Dize-me com quem andas e eu te direi quem
andas e te direi quem és, ensina o provérbio. Talvez não dê, só por aí, para
saber quem é realmente Lula. Mas, com certeza, está bem claro com quem ele
anda.
As classes que Lula e o PT descrevem a "elite
brasileira" não são suas amigas só de conversa - estão sempre prontas para
abrir o bolso e encher de dinheiro a companheirada. Nas últimas eleições
presidenciais, presentearam a candidata oficial Dilma Rousseff quase 160
milhões de reais - mais do que deram a todos os outros candidatos somados. Há
de tudo nesses amigos dos amigos: empreiteiros de obras, é claro, banqueiros de
primeira, frigoríficos empenhados até a alma no BNDES, siderúrgicas, fábricas
de tecidos, indústrias metalúrgicas, mineradoras. É o que a imprensa gosta de
chamar de "pesos-pesados do PIB".
Ninguém, nessa turma, faz mais bonito que as
empreiteiras, que dependem do Tesouro Nacional como nós dependemos do ar. Foram
as maiores doadoras privadas às eleições municipais do ano passado: torraram
ali quase 200 milhões de reais, e o PT foi o partido que mais recebeu.
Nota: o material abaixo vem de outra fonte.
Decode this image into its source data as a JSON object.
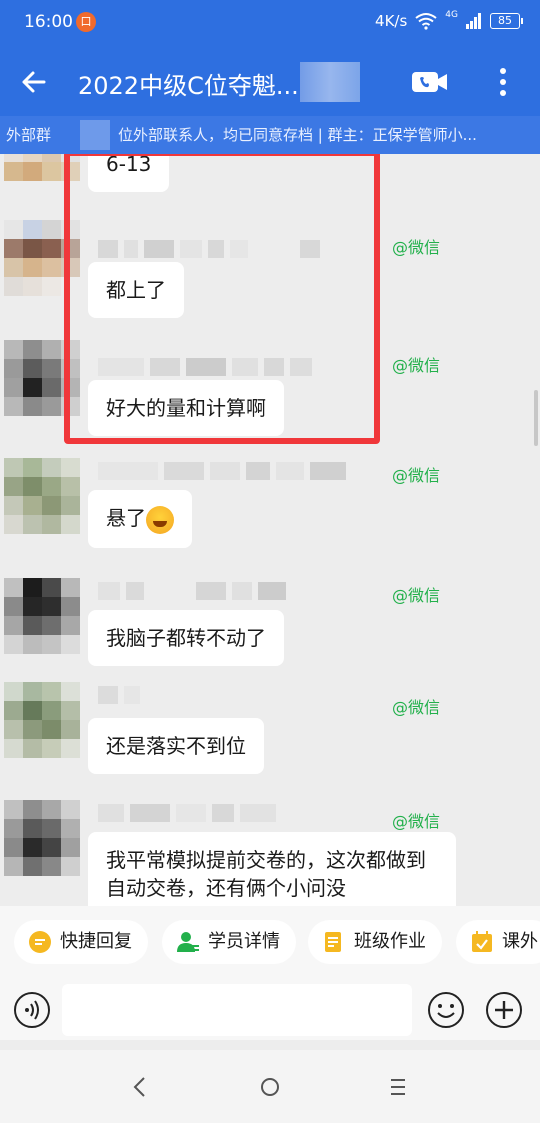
{
  "status_bar": {
    "time": "16:00",
    "notification_badge": "口",
    "network_speed": "4K/s",
    "signal": "4G",
    "battery": "85"
  },
  "header": {
    "title": "2022中级C位夺魁..."
  },
  "notice": {
    "prefix": "外部群",
    "text": "位外部联系人，均已同意存档 | 群主：正保学管师小..."
  },
  "messages": [
    {
      "source": "",
      "text": "6-13"
    },
    {
      "source": "@微信",
      "text": "都上了"
    },
    {
      "source": "@微信",
      "text": "好大的量和计算啊"
    },
    {
      "source": "@微信",
      "text": "悬了",
      "emoji": "crying-face-icon"
    },
    {
      "source": "@微信",
      "text": "我脑子都转不动了"
    },
    {
      "source": "@微信",
      "text": "还是落实不到位"
    },
    {
      "source": "@微信",
      "text": "我平常模拟提前交卷的，这次都做到自动交卷，还有俩个小问没"
    }
  ],
  "quick_actions": [
    {
      "label": "快捷回复",
      "icon": "quick-reply-icon"
    },
    {
      "label": "学员详情",
      "icon": "student-detail-icon"
    },
    {
      "label": "班级作业",
      "icon": "homework-icon"
    },
    {
      "label": "课外",
      "icon": "extracurricular-icon"
    }
  ],
  "input": {
    "value": "",
    "placeholder": ""
  },
  "colors": {
    "brand": "#2e6fe0",
    "notice": "#3c78e4",
    "source_green": "#22b04b",
    "highlight_red": "#f0373a"
  }
}
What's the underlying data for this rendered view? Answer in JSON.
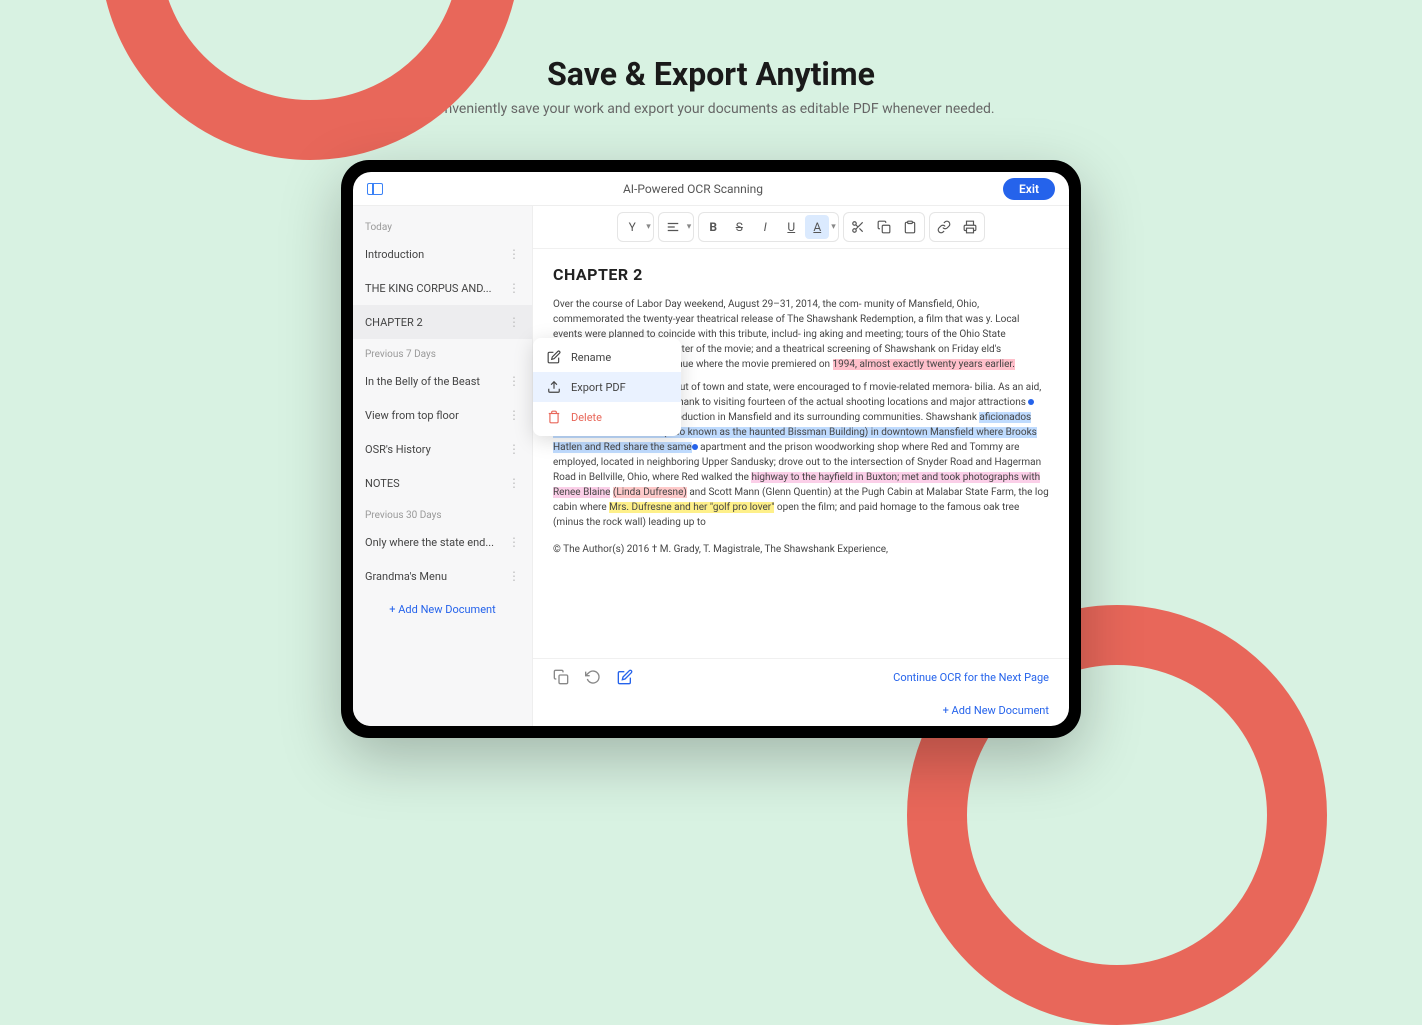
{
  "hero": {
    "title": "Save & Export Anytime",
    "subtitle": "Conveniently save your work and export your documents as editable PDF whenever needed."
  },
  "topbar": {
    "title": "AI-Powered OCR Scanning",
    "exit": "Exit"
  },
  "sidebar": {
    "sections": [
      {
        "label": "Today",
        "items": [
          {
            "title": "Introduction",
            "active": false
          },
          {
            "title": "THE KING CORPUS AND...",
            "active": false
          },
          {
            "title": "CHAPTER 2",
            "active": true
          }
        ]
      },
      {
        "label": "Previous 7 Days",
        "items": [
          {
            "title": "In the Belly of the Beast",
            "active": false
          },
          {
            "title": "View from top floor",
            "active": false
          },
          {
            "title": "OSR's History",
            "active": false
          },
          {
            "title": "NOTES",
            "active": false
          }
        ]
      },
      {
        "label": "Previous 30 Days",
        "items": [
          {
            "title": "Only where the state end...",
            "active": false
          },
          {
            "title": "Grandma's Menu",
            "active": false
          }
        ]
      }
    ],
    "add_doc": "+ Add New Document"
  },
  "context_menu": {
    "rename": "Rename",
    "export": "Export PDF",
    "delete": "Delete"
  },
  "content": {
    "heading": "CHAPTER 2",
    "p1_a": "Over the course of Labor Day weekend, August 29–31, 2014, the com- munity of Mansfield, Ohio, commemorated the twenty-year theatrical release of The Shawshank Redemption, a film that was",
    "p1_b": "y. Local events were planned to coincide with this tribute, includ- ing",
    "p1_c": "aking and meeting; tours of the Ohio State Reformatory (OSR), the",
    "p1_d": "e center of the movie; and a theatrical screening of Shawshank on Friday",
    "p1_e": "eld's Renaissance Theatre, the venue where the movie premiered on",
    "hl_pink": "1994, almost exactly twenty years earlier.",
    "p2_a": "d and those travelling from out of town and state, were encouraged to",
    "p2_b": "f movie-related memora- bilia. As an aid, they made use of the Shawshank",
    "p2_c": "to visiting fourteen of the actual shooting locations and major attractions",
    "p2_d": "associated with the film's production in Mansfield and its surrounding communities. Shawshank ",
    "hl_blue": "aficionados toured the Bisman Hotel (also known as the haunted Bissman Building) in downtown Mansfield where Brooks Hatlen and Red share the same",
    "p2_e": " apartment and the prison woodworking shop where Red and Tommy are employed, located in neighboring Upper Sandusky; drove out to the intersection of Snyder Road and Hagerman Road in Bellville, Ohio, where Red walked the ",
    "hl_magenta": "highway to the hayfield in Buxton; met and took photographs with Renee Blaine",
    "hl_red": "(Linda Dufresne)",
    "p2_f": " and Scott Mann (Glenn Quentin) at the Pugh Cabin at Malabar State Farm, the log cabin where ",
    "hl_yellow": "Mrs. Dufresne and her \"golf pro lover\"",
    "p2_g": " open the film; and paid homage to the famous oak tree (minus the rock wall) leading up to",
    "copyright": "© The Author(s) 2016 † M. Grady, T. Magistrale, The Shawshank Experience,"
  },
  "footer": {
    "continue": "Continue OCR for the Next Page",
    "add_doc": "+ Add New Document"
  }
}
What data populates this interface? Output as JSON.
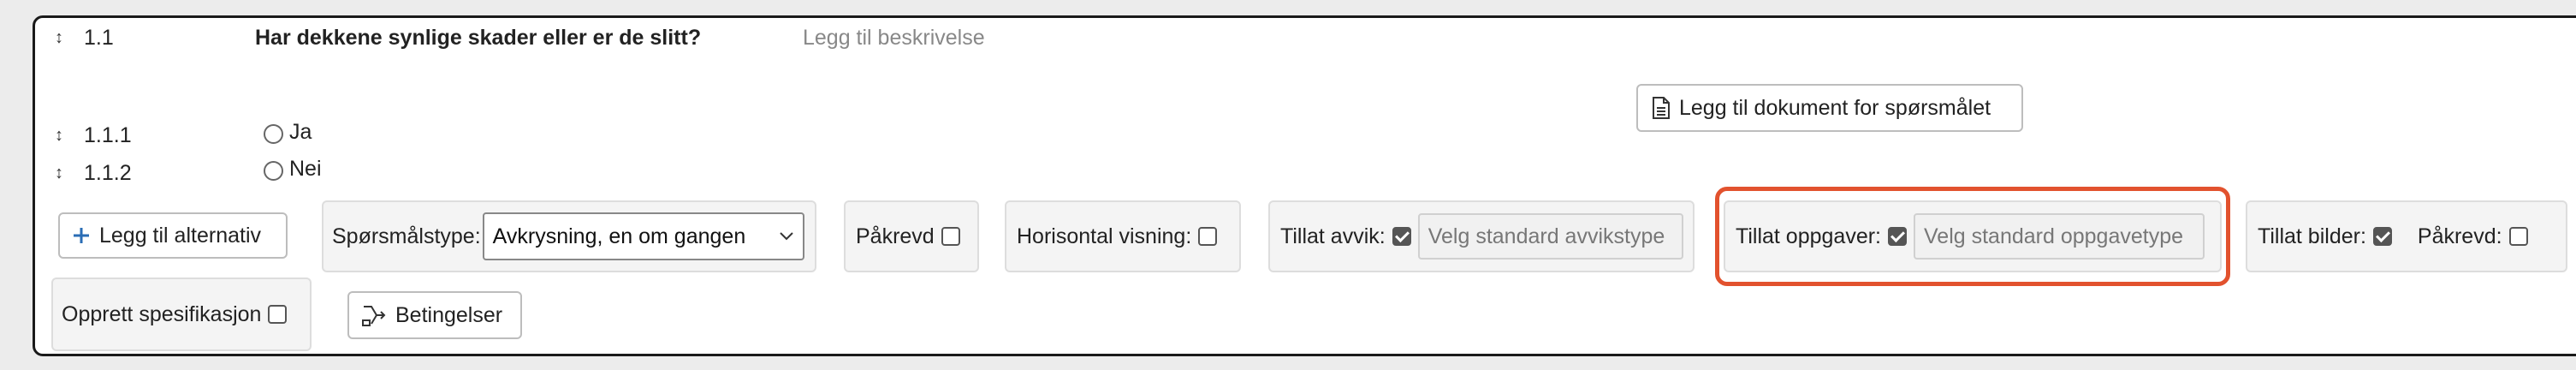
{
  "question": {
    "number": "1.1",
    "title": "Har dekkene synlige skader eller er de slitt",
    "title_suffix": "?",
    "description_placeholder": "Legg til beskrivelse",
    "add_document_label": "Legg til dokument for spørsmålet"
  },
  "options": [
    {
      "number": "1.1.1",
      "label": "Ja"
    },
    {
      "number": "1.1.2",
      "label": "Nei"
    }
  ],
  "toolbar": {
    "add_option_label": "Legg til alternativ",
    "question_type_label": "Spørsmålstype:",
    "question_type_value": "Avkrysning, en om gangen",
    "required_label": "Påkrevd",
    "horizontal_label": "Horisontal visning:",
    "allow_deviation_label": "Tillat avvik:",
    "deviation_type_placeholder": "Velg standard avvikstype",
    "allow_tasks_label": "Tillat oppgaver:",
    "task_type_placeholder": "Velg standard oppgavetype",
    "allow_images_label": "Tillat bilder:",
    "images_required_label": "Påkrevd:",
    "create_specification_label": "Opprett spesifikasjon",
    "conditions_label": "Betingelser"
  },
  "state": {
    "required": false,
    "horizontal": false,
    "allow_deviation": true,
    "allow_tasks": true,
    "allow_images": true,
    "images_required": false,
    "create_specification": false
  },
  "colors": {
    "highlight": "#e2522e",
    "plus_icon": "#2a6db5",
    "card_border": "#1a1a1a"
  },
  "icons": {
    "drag": "drag-handle-icon",
    "document": "document-icon",
    "plus": "plus-icon",
    "conditions": "branch-icon",
    "chevron": "chevron-down-icon"
  }
}
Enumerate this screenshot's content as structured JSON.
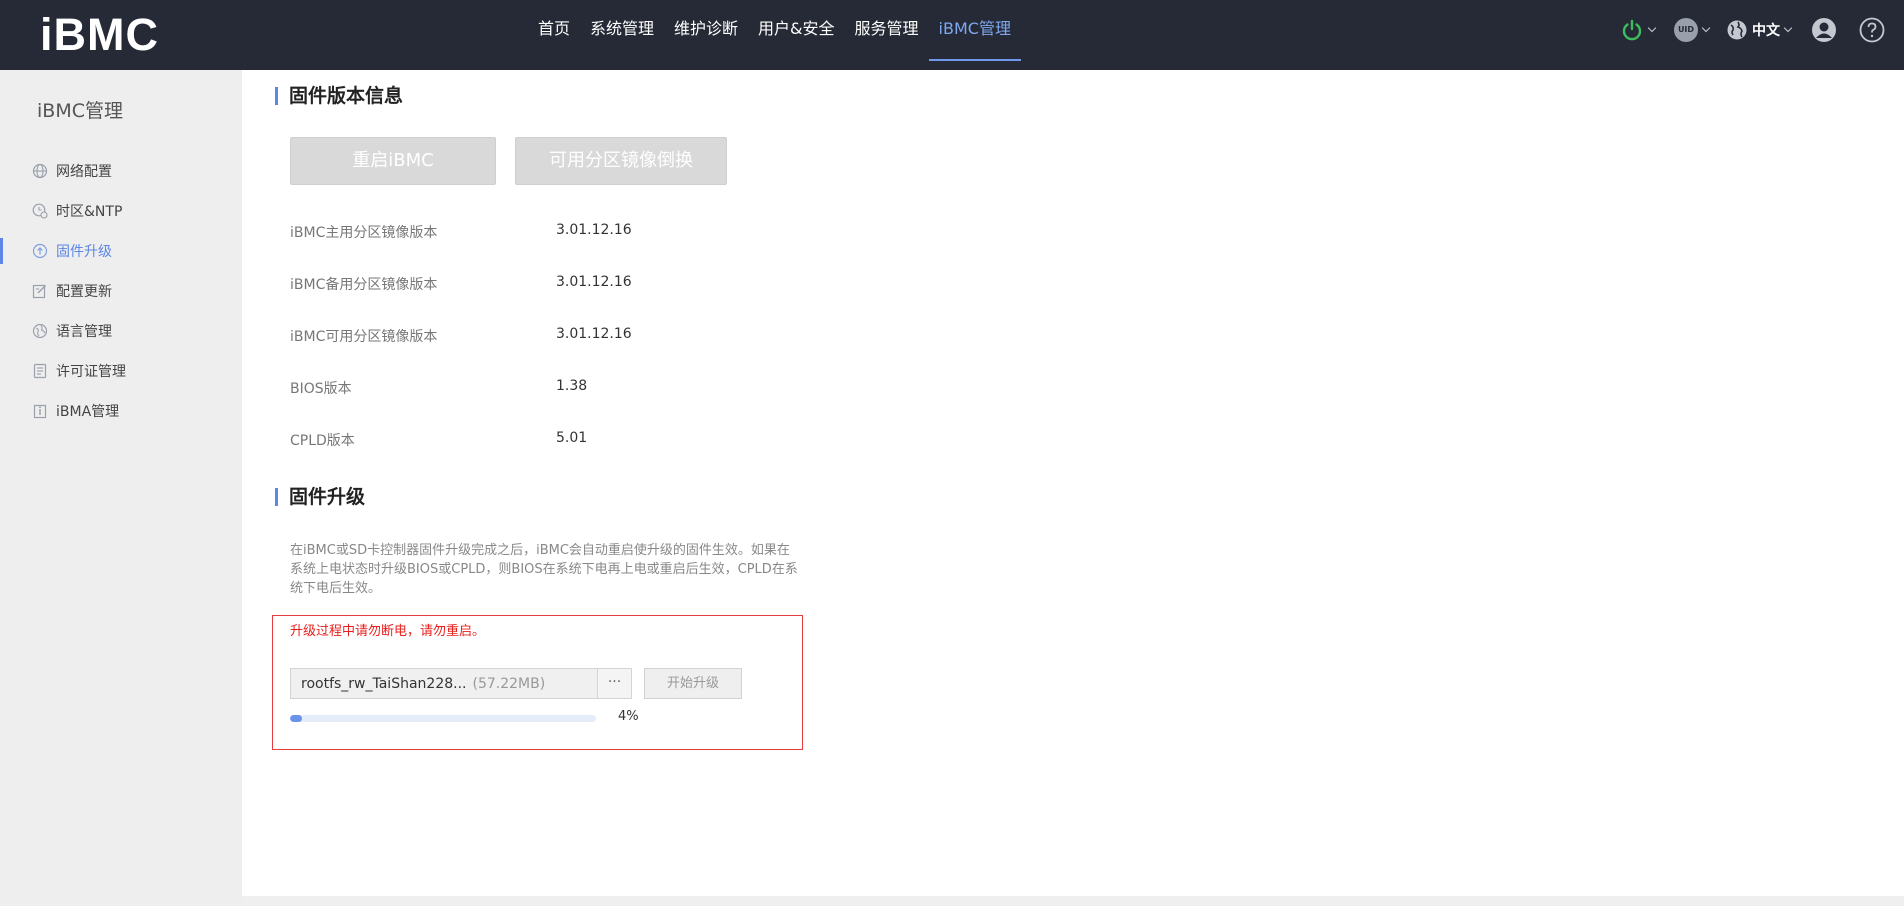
{
  "app": {
    "logo": "iBMC"
  },
  "nav": {
    "items": [
      {
        "label": "首页"
      },
      {
        "label": "系统管理"
      },
      {
        "label": "维护诊断"
      },
      {
        "label": "用户&安全"
      },
      {
        "label": "服务管理"
      },
      {
        "label": "iBMC管理",
        "active": true
      }
    ]
  },
  "toolbar": {
    "uid_label": "UID",
    "lang_label": "中文",
    "power_color": "#3dbb5e"
  },
  "sidebar": {
    "title": "iBMC管理",
    "items": [
      {
        "label": "网络配置",
        "icon": "globe-icon"
      },
      {
        "label": "时区&NTP",
        "icon": "clock-icon"
      },
      {
        "label": "固件升级",
        "icon": "upgrade-icon",
        "active": true
      },
      {
        "label": "配置更新",
        "icon": "config-edit-icon"
      },
      {
        "label": "语言管理",
        "icon": "language-icon"
      },
      {
        "label": "许可证管理",
        "icon": "license-icon"
      },
      {
        "label": "iBMA管理",
        "icon": "ibma-icon"
      }
    ]
  },
  "firmware_info": {
    "title": "固件版本信息",
    "restart_button": "重启iBMC",
    "switch_button": "可用分区镜像倒换",
    "rows": [
      {
        "label": "iBMC主用分区镜像版本",
        "value": "3.01.12.16"
      },
      {
        "label": "iBMC备用分区镜像版本",
        "value": "3.01.12.16"
      },
      {
        "label": "iBMC可用分区镜像版本",
        "value": "3.01.12.16"
      },
      {
        "label": "BIOS版本",
        "value": "1.38"
      },
      {
        "label": "CPLD版本",
        "value": "5.01"
      }
    ]
  },
  "upgrade": {
    "title": "固件升级",
    "description": "在iBMC或SD卡控制器固件升级完成之后，iBMC会自动重启使升级的固件生效。如果在系统上电状态时升级BIOS或CPLD，则BIOS在系统下电再上电或重启后生效，CPLD在系统下电后生效。",
    "warning": "升级过程中请勿断电，请勿重启。",
    "file_name": "rootfs_rw_TaiShan228...",
    "file_size": "(57.22MB)",
    "browse_label": "···",
    "start_button": "开始升级",
    "progress_percent": 4,
    "progress_label": "4%",
    "accent_color": "#6c93ea",
    "warning_color": "#e8201d"
  }
}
Ficou
com cerca de 30% da bolada distribuída pelas quatro maiores empreiteiras do
país, e junto com seu grande sócio da "base aliada", o PMDB, raspou metade do
dinheiro colocado nesse tacho.
Todo mundo sabe quem são: Andrade Gutierrez,
Queiroz Galvão, OAS e Camargo Corrêa. Mas esses nomes não resolvem o enigma que
continua a ocultar a identidade dos membros da elite. Com certeza, nenhum dos
quatro citados acima pertence a ela, já que dão tanto dinheiro assim ao
ex-presidente, seu partido e seus candidatos. Devem ser, ao contrário, a
vanguarda classes populares.
Restariam como membros da elite, enfim "inconformados" com o fato de que "um operário chegou à Presidência" ou que a "classe melhorou de vida". Mais uma vez, não dá para levar a sério. Por que
raios essa gente toda está inconformada, se não perdeu nada com isso? Qual
diferença prática lhes fez a eleição de presidente de origem operária, ou por
que sofreriam vendo um trabalhador viajar de avião?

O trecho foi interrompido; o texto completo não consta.